Where: 43 East 28th Street, New York, NY 10016
Crowd: Fashionable couples on their weekly date night
Vibe: Fine dining minus the fuss
Standout dish: Egg with watercress, fried quinoa and uni
Walk too quickly and you’re sure to miss Atoboy. That’s exactly what happens as I stride too briskly up 28th Street in Flatiron, past the restaurant’s barely-marked concrete facade. I double back, finally catching the slim wooden door and thin vertical sign.
After we're seated at a two-top near the front, our server Jane swings by with menus. She explains the concept: for $36 per person, you choose one dish from the three sections, plus a rice (white or for $2 extra, a seasonal special). The menu, crafted by chef Junghyun Park (one of South Korea's most accomplished exports), is inspired by banchan, the eclectic side dishes that come with every Korean meal where everything is meant to be shared. We already have our eye on one – a uni-topped steamed egg that my dining companion spotted on Instagram (naturally).
It doesn’t take us long to come up with a game plan: six dishes total, plus two bowls of the seasonal mushroom rice. Our choices include two plates from the middle group – the steamed egg, plus a pork and shrimp-stuffed squid with salsa verde – and one from section three, the pork jowl.
Jane returns to take our order. “It’s $10 more for fresh California uni,” she informs us about the steamed egg. “Would you like to add it?” We nod in unison and are met with an approving look. Moments later, Ellia, who runs the restaurant with her husband chef Park, stops by. She’s incredibly sweet and enviably fashionable in a dark oversized sweatshirt, black jeans and tennis shoes. No wonder the restaurant, with its exposed concrete walls, gray wooden tables and copper accents, feels so perfectly industrial-chic.
Dishes arrive fast and our table is beginning to fill up, but it never feels cluttered. I look around and notice all the other tables, populated by a mix of couples and small groups, who aren’t overwhelmed by their growing spreads either. Good measuring on behalf of the Parks.
I turn my attention back to our food; the egg dish is finally here and we pass it around in an attempt to take our own Instagram-worthy shot before digging in. Chef Park put in time at Michelin-starred Korean restaurant Jungsik, and his skills are evident – the egg is exceedingly smooth with a boost of texture from watercress and fried quinoa. Topped with five silky slips of uni, it’s truly a heavenly bite. The egg disappears fast, as does the unctuous fatty pork jowl, which is paired with ssamjang-covered barley and a tangy lettuce salad.

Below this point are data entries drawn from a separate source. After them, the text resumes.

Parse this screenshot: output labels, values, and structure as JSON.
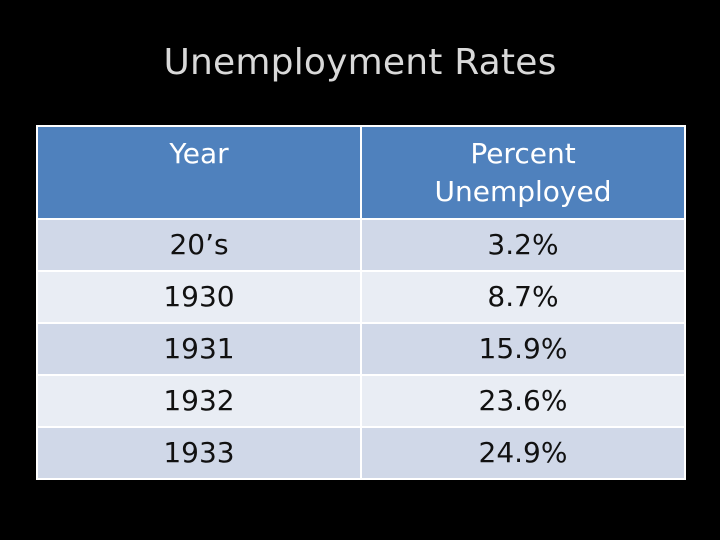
{
  "slide": {
    "title": "Unemployment Rates"
  },
  "table": {
    "headers": {
      "year": "Year",
      "percent_line1": "Percent",
      "percent_line2": "Unemployed"
    },
    "rows": [
      {
        "year": "20’s",
        "percent": "3.2%"
      },
      {
        "year": "1930",
        "percent": "8.7%"
      },
      {
        "year": "1931",
        "percent": "15.9%"
      },
      {
        "year": "1932",
        "percent": "23.6%"
      },
      {
        "year": "1933",
        "percent": "24.9%"
      }
    ]
  },
  "colors": {
    "background": "#000000",
    "header_fill": "#4f81bd",
    "row_band_dark": "#d0d8e8",
    "row_band_light": "#e9edf4",
    "title_text": "#d9d9d9"
  }
}
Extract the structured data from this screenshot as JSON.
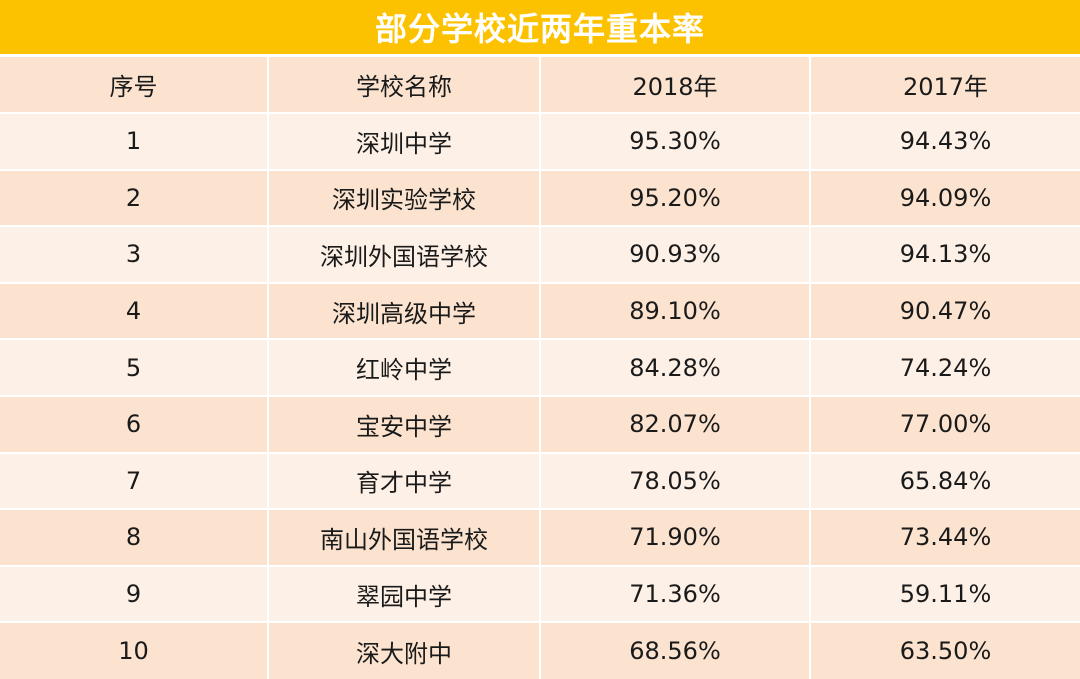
{
  "title": "部分学校近两年重本率",
  "headers": [
    "序号",
    "学校名称",
    "2018年",
    "2017年"
  ],
  "rows": [
    {
      "no": "1",
      "school": "深圳中学",
      "y2018": "95.30%",
      "y2017": "94.43%"
    },
    {
      "no": "2",
      "school": "深圳实验学校",
      "y2018": "95.20%",
      "y2017": "94.09%"
    },
    {
      "no": "3",
      "school": "深圳外国语学校",
      "y2018": "90.93%",
      "y2017": "94.13%"
    },
    {
      "no": "4",
      "school": "深圳高级中学",
      "y2018": "89.10%",
      "y2017": "90.47%"
    },
    {
      "no": "5",
      "school": "红岭中学",
      "y2018": "84.28%",
      "y2017": "74.24%"
    },
    {
      "no": "6",
      "school": "宝安中学",
      "y2018": "82.07%",
      "y2017": "77.00%"
    },
    {
      "no": "7",
      "school": "育才中学",
      "y2018": "78.05%",
      "y2017": "65.84%"
    },
    {
      "no": "8",
      "school": "南山外国语学校",
      "y2018": "71.90%",
      "y2017": "73.44%"
    },
    {
      "no": "9",
      "school": "翠园中学",
      "y2018": "71.36%",
      "y2017": "59.11%"
    },
    {
      "no": "10",
      "school": "深大附中",
      "y2018": "68.56%",
      "y2017": "63.50%"
    }
  ],
  "colors": {
    "title_bg": "#fcc200",
    "title_text": "#ffffff",
    "row_light": "#fdf0e6",
    "row_dark": "#fbe3cf"
  }
}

We’re stuffed, but that doesn’t stop us from ordering dessert, a honey panna cotta and sujeonggwa granita. Finished with a golden crumble and pomegranate seeds, the panna cotta is more photogenic, but it’s the granita – inspired by a Korean cinnamon-ginger drink traditionally served at the end of a meal – that’s the standout. The icy flavored crystals are delish, and walnuts are added in for crunch. It’s a light, sophisticated end to an elegant meal. We'll be back for seconds soon.
Disclaimer: VIVA was a guest of Atoboy restaurant, however opinions and comments made by the writer remain unbiased and independent.